Perhaps, the biggest surprise is that Petke was never a serious candidate to begin with, especially considering the current MLS trend of hiring former players to head coaching positions.

As expected, the club’s Sporting Director, Andy Roxburgh has been quick to dismiss the notion that Petke was never a candidate, by claiming that he was always “on the radar and part of the selection process.” That may well be the case. Petke was handed the keys to the locker room after Hans Backe was given his marching orders, and the native New Yorker has been intricately involved in the off-season decision-making – including the drafting of Ian Chistianson - with the club’s technical director, Ricardo Campos. Nevertheless, it’s fair to assume that rather than a head coaching choice, Petke was viewed more as the kind of assistant who would help alleviate the transition pains of a European coach.

In all likelihood, Petke will lose little sleep over the decision making process that settled on his appointment. The position is now his, and it’s his responsibility to make it work.

Red Bulls supporters will hope that Petke is able to mimic the job his former teammate, Ben Olson, has produced at DC United. Though, given the talent at his disposal, and the money that has been spent by the club, the front office is more likely to expect nothing less than what Jason Kreiss was able to accomplish at Real Salt Lake.
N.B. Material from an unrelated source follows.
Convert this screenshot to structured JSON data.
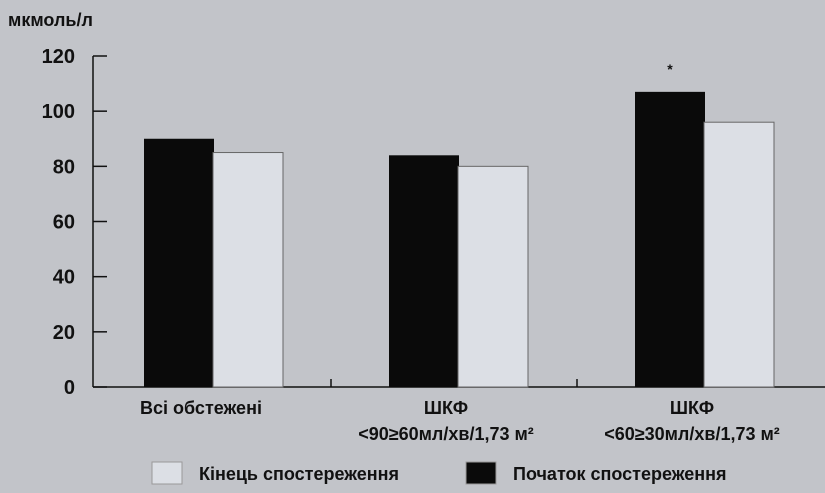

It’s that last point that may make Petke’s job in New York very difficult. Unlike DC United, and RLS, the Metrostars/Red Bulls organization has yet to win a cup, and the pressure to succeed in the world’s most famous city is far greater than anywhere else.

Additionally, the Red Bulls locker room is far different from every other MLS team except for the LA Galaxy. Petke will have to deal with the likes of Thierry Henry, Tim Cahill, and potentially, another designated player. It’s no secret that Henry can be difficult character to deal with even when the team is winning, let alone when the club is navigating through turbulence. The reports so far are that Petke has developed a good rapport with his players, but it will be interesting to see how he will maintain control of the locker room when the team faces its first real challenges.

Up to this point, Petke’s short tenure has shown a lot of promise, which certainly bodes well for the team’s stability. Curiously, though, Red Bulls fans may prove more patient than the club’s front office, since one can’t help but think that given the club’s history, management will probably not tolerate many slip-ups, and could be looking for a more notable coach at the first sign of trouble.